C. Schwartz, J. Madrelle, C.M.J.L. Vereijken et col. (2013) Complementary feeding and « donner les bases du goût » (providing the foundation of taste). A qualitative approach to understand weaning practices, attitudes and expériences by French mothers, Appetite; 71:321-31

Goût, variété, naturalité, commensalité : sont parmi les grandes caractéristiques mises en avant par les mères françaises pour décrire la diversification alimentaire « idéale » pour leur enfant.Dix-huit mères, de 25 à 39 ans, avec un enfant de moins de 15 mois, et vivant sur Lyon ou Dijon, ont participé à des focus groups ou des entretiens individuels. L’analyse de leur discours montre à quel point la diversification représente une étape importante.
Pour les mères, la diversification est l’occasion d’exposer l’enfant à une diversité de goûts, dans le but « d’éduquer son palais », et d’influencer favorablement ses habitudes alimentaires futures. Les mères considèrent comme un devoir d’offrir autant d’aliments différents que possible à leur enfant et de faire en sorte qu’il les accepte.
En cas de refus, certaines stratégies sont mises en œuvre, par exemple :

  • présenter à plusieurs reprises l’aliment en question,
  • alterner une bouchée avec celle d’un aliment apprécié,
  • adjoindre un assaisonnement, du beurre, de la crème à l’aliment refusé pour améliorer son goût,
  • etc…

A l’inverse, les mères se refusent, du moins au cours des premiers mois de la diversification, à présenter certains aliments à l’enfant :

  • aliments susceptibles d’être mal digérés (choux, brocolis, artichauts),
  • aliments susceptibles de provoquer une allergie (arachide, fruits exotiques),
  • aliments sucrés, salés ou gras (viandes et biscuits transformés, sel, jus de fruits, chips, frites, céréales du petit-déjeuner).

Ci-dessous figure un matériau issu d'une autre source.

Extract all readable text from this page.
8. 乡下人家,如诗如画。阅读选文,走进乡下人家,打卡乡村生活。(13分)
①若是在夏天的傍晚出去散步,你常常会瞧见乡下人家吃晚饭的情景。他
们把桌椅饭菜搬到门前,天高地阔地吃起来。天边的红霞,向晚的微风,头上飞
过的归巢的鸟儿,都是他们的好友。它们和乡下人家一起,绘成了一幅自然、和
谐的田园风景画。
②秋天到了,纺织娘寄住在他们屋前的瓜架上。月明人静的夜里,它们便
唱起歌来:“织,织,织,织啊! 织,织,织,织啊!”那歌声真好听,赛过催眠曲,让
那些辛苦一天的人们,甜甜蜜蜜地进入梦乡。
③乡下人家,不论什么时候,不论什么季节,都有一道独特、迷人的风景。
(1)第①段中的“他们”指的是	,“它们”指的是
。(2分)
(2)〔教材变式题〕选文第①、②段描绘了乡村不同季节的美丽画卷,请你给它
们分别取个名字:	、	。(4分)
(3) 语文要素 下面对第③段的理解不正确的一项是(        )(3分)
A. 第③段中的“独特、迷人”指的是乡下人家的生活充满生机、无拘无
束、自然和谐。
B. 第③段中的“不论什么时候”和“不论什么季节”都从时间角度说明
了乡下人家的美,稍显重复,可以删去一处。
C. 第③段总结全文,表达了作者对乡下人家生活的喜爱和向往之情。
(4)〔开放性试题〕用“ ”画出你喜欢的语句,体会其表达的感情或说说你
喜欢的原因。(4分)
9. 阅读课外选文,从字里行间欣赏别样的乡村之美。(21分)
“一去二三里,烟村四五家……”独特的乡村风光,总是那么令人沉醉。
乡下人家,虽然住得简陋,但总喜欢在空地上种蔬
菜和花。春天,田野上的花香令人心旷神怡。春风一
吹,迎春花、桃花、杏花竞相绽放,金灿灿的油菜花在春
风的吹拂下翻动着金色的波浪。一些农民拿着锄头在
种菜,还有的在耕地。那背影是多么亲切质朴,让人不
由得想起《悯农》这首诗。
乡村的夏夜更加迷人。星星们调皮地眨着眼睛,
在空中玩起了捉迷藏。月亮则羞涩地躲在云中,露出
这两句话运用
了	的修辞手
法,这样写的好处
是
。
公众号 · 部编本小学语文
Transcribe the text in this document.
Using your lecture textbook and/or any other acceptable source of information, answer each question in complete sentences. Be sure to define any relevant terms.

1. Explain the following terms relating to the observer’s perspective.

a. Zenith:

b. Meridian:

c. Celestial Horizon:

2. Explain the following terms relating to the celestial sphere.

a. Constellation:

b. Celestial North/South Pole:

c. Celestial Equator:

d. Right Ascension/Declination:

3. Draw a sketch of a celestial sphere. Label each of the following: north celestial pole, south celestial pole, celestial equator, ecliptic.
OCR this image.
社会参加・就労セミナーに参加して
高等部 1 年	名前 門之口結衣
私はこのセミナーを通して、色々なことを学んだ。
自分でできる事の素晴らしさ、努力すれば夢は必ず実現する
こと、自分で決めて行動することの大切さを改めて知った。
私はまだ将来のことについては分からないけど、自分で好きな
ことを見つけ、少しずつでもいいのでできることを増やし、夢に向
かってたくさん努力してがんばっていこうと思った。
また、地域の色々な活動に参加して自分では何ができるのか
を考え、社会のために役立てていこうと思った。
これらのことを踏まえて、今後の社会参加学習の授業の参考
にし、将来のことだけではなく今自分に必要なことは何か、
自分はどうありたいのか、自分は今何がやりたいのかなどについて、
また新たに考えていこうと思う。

Bien que ces derniers soient appréciés des enfants, les mères veulent « donner le bon exemple » et ne pas habituer l’enfant à leur consommation, compte tenu de leurs péventuels effets à long terme sur la santé.
L’opposition aliments tout prêts/faits maison est récurrente dans les discours des femmes interrogées. Si elles ne rejettent pas les produits industriels (sécurité sanitaire, praticité, adéquation aux besoins de l’enfant en termes de forme et de quantité), elles leur reprochent un manque de goût et d’authenticité. Les mères apprécient d’avoir le contrôle sur ce qu’elles donnent à leur enfant et le fait de cuisiner elles-mêmes constitue un investissement important pour leur identité de mère.
Bien plus qu’une simple transition nutritionnelle, l’étape de la diversification est vécue comme un moment important dans la vie de l’enfant, qui gagne en indépendance, se rapproche du régime alimentaire familial et peut désormais manger à table avec les autres, et aux mêmes horaires. Si les mères recherchent des conseils sur la diversification auprès de multiples sources « officielles », en particulier les pédiatres, elles ont conscience que « chaque bébé est différent » et prêtent une grande attention aux signaux émis par leur enfant.